Lastly, use multiple iterations for benchmarking: https://godbolt.org/z/dn9vj9seP
simd*1000 operations took 12367 nanoseconds
simd*1000 operations took 12420 nanoseconds
simd*1000 operations took 12118 nanoseconds
simd*1000 operations took 2753 nanoseconds
simd*1000 operations took 2694 nanoseconds
simd*1000 operations took 2691 nanoseconds
simd*1000 operations took 2839 nanoseconds
simd*1000 operations took 2698 nanoseconds
simd*1000 operations took 2702 nanoseconds
simd*1000 operations took 2711 nanoseconds
simd*1000 operations took 2718 nanoseconds
simd*1000 operations took 2710 nanoseconds
this is 0.17 nanoseconds per operation. 23GB/s is not too bad for a client-shared server RAM + simple loop. Explicitly using AVX intrinsics and no encapsulation should get you maximum bandwidth of the L1/L2/L3 caches or RAM (depends on dataset size). But beware, if you do this on a real work server with client-sharing, then your neighbors will feel the turbo-underclock during the AVX512-accelerated computations (unless integer doesn't count as a heavy-load for AVX512 pipelines).

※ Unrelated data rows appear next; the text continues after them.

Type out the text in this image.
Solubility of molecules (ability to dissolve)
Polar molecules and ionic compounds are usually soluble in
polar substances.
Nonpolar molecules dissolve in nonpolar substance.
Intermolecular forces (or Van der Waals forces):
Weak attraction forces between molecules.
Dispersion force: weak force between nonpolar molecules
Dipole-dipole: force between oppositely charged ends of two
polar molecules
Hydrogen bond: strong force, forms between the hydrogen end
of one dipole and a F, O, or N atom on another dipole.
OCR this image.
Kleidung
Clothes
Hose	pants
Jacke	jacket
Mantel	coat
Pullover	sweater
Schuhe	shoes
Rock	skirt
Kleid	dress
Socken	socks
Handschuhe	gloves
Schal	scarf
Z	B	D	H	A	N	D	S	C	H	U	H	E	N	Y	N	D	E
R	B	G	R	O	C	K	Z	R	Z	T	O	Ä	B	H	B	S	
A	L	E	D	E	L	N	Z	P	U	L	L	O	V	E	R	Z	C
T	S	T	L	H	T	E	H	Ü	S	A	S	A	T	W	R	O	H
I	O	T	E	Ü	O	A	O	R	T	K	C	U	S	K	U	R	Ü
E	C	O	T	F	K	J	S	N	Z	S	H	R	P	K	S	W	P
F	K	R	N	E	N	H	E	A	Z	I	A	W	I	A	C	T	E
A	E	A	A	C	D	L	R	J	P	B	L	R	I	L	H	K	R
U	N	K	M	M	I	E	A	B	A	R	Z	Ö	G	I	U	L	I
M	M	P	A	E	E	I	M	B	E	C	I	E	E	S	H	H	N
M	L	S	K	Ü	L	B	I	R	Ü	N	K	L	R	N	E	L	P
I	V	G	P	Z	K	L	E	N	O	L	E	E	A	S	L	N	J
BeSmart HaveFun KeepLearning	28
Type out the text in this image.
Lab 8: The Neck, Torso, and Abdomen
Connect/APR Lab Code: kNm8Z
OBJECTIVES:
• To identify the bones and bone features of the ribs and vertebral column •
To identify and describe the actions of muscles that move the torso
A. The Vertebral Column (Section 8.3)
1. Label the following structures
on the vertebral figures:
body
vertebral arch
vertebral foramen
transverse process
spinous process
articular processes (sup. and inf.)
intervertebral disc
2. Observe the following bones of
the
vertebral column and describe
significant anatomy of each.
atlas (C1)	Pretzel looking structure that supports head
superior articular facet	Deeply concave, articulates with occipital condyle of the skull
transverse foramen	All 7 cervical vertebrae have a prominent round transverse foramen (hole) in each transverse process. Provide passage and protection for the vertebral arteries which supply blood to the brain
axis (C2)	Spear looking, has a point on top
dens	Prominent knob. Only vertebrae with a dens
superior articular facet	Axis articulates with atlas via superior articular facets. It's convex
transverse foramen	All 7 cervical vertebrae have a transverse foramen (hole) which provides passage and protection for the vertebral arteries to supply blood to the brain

Compilers will behave differently. For example, clang produces this:
.LBB0_4:
vpslld zmm1, zmm1, 8 // evil integer bit level hacking?
vpslld zmm2, zmm2, 16
vpslld zmm3, zmm3, 24
vpord zmm0, zmm1, zmm0
vpternlogd zmm3, zmm0, zmm2, 254 // what the code?
vmovdqu64 zmmword ptr [r14 + 4*rax], zmm3
add rax, 16
cmp rax, 16000
jne .LBB0_4
while gcc produces much more code bloat. I don't know why.
(you also have overflow in src vector by iterating to last element and adding stride)
std::byte(andchar) are exempt from strict aliasing, so your first example is fine. I would enable optimizations before comparing overhead though.-O3.